The Environmental Defence Society has lodged its submission on the Fisheries NZ proposals for Guidelines and Operational Proposals on habitat of particular significance for fisheries management and says the proposals won’t work.
“The requirement to protect habitat of significance to fisheries management has been in the legislation for 26 years, so it’s good to finally see some response from government,” said EDS Policy Director Raewyn Peart.
“However, it’s a case of too little and very late.
“First, the habitat definition proposed by Fisheries NZ is overly narrow, meaning that many important habitats needing protection are missed out.
“Secondly, EDS has serious concerns about the independence of the process for identifying habitats. Fisheries NZ is to have final sign off, after review by fisheries science working groups which have industry representatives on them. This means that vested interests can influence the outcome.

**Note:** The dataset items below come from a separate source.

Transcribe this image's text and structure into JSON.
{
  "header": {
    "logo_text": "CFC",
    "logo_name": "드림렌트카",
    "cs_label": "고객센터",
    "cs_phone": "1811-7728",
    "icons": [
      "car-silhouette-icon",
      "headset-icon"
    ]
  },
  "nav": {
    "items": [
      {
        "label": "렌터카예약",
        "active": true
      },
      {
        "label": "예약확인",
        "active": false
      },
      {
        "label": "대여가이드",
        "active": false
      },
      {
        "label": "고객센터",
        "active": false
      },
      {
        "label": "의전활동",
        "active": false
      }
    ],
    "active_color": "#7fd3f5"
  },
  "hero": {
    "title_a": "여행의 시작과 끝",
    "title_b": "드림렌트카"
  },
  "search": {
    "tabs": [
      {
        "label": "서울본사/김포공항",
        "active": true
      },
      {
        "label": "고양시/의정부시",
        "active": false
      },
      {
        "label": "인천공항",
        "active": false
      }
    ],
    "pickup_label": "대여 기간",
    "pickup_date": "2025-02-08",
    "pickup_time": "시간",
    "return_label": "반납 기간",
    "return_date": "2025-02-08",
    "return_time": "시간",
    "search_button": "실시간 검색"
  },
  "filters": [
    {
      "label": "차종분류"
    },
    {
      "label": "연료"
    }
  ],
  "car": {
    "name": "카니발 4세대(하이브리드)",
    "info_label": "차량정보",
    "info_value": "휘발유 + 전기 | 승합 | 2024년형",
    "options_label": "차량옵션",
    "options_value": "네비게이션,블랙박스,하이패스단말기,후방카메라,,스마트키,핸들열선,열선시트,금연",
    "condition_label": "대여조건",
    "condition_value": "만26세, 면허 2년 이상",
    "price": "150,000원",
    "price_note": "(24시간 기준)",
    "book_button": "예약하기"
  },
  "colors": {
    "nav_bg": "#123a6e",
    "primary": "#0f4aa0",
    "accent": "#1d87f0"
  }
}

“We propose instead a separate body composed of independent marine scientists and mātauranga Māori experts determining which habitats merit protection. Such decisions should be based on the evidence and not be subject to sector interference.

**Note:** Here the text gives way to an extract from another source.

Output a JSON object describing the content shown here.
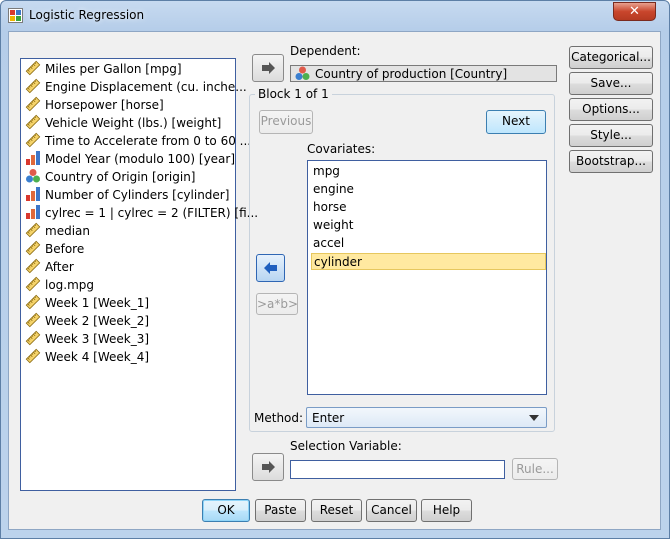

“There are also no actual proposals to protect important habitats, only to identify them.
“The state of the environment report on our marine environment, released just last month, highlighted the dramatic reduction in the extent and condition of most biogenic habitats in Aotearoa New Zealand including intertidal areas, subtidal areas and seamounts.
“Fishing is a major contributor to this decline. So the lack of proactive measures to protect important habitats from damaging fishing practices is highly concerning.
“There is a legal obligation under the Fisheries Act to protect these habitats and Fisheries NZ needs to get on with the job and comply with the law without delay,” concluded Ms Peart.